Investigation of Extinction and Turbulence Effects in Liquid-Fueled Jet Flames

Abstract

The current study investigates the effect of turbulence on flame topology of dual-fuel, combined premixed, preheated methane and n-heptane, n-dodecane, and JP-8 spray using CH and OH PLIF. The University of Michigan Hi-Pilot has been retrofitted to function with sprays, with a hypodermic needle inserted into the turbulence plate. OH-PLIF imaging is performed using the A-X (0,0) band near 311 nm to calculate flame surface statistics, with custom filters implemented to reduce interference from the sprays. CH PLIF is also performed, using the R-branch C-X (0,0) transition, also near 311 nm. Flame surface statistics of interest are flame surface density (FSD), reaction progress variable, turbulent flame area ratio, brush thickness, and flame height. The pre-mixedness/pre-vaporization of the air-fuel mixture is varied by changing the liquid fuel flow rate to pre-vaporized fuel flow rate ratio. It was observed that increasing Reynolds number increased flame height, flame surface density, and flame brush thickness.
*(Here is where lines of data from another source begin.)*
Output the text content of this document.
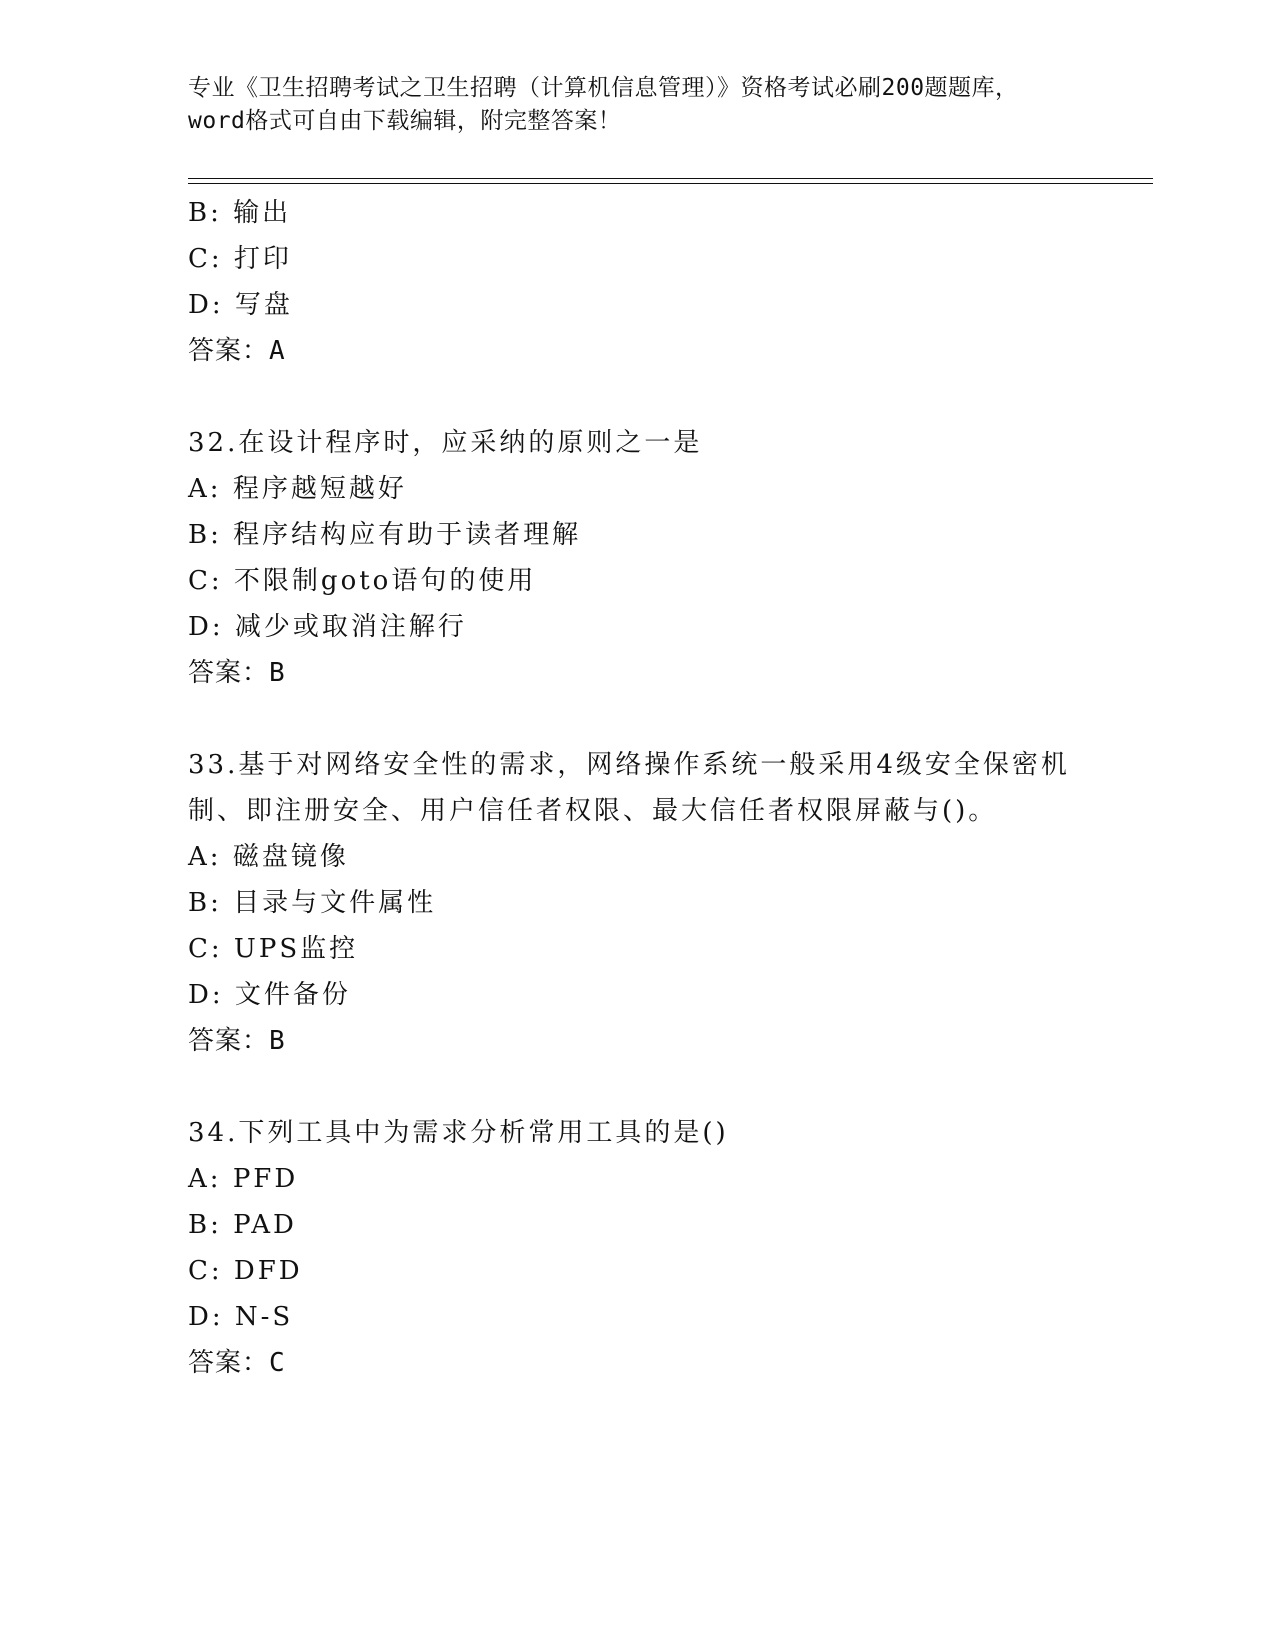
专业《卫生招聘考试之卫生招聘（计算机信息管理）》资格考试必刷200题题库，
word格式可自由下载编辑，附完整答案！
B: 输出
C: 打印
D: 写盘
答案：A
32.在设计程序时，应采纳的原则之一是
A: 程序越短越好
B: 程序结构应有助于读者理解
C: 不限制goto语句的使用
D: 减少或取消注解行
答案：B
33.基于对网络安全性的需求，网络操作系统一般采用4级安全保密机制、即注册安全、用户信任者权限、最大信任者权限屏蔽与()。
A: 磁盘镜像
B: 目录与文件属性
C: UPS监控
D: 文件备份
答案：B
34.下列工具中为需求分析常用工具的是()
A: PFD
B: PAD
C: DFD
D: N-S
答案：C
These quantities also increase when spray loading is increased. Droplet burning, fuel vapor pockets, flame fragmentation, and local extinctions are observed, but not always detected with OH PLIF, due to the nature of the lifetime of the species. Additionally, OH-PLIF imaging captures fuel vapor pockets in the product stream, which results in signal gradients similar in magnitude to a flame edge, despite no flame existing in that region of space. This likely results in an overestimation of flame statistics, in particular, flame surface density based on current edge detection methods.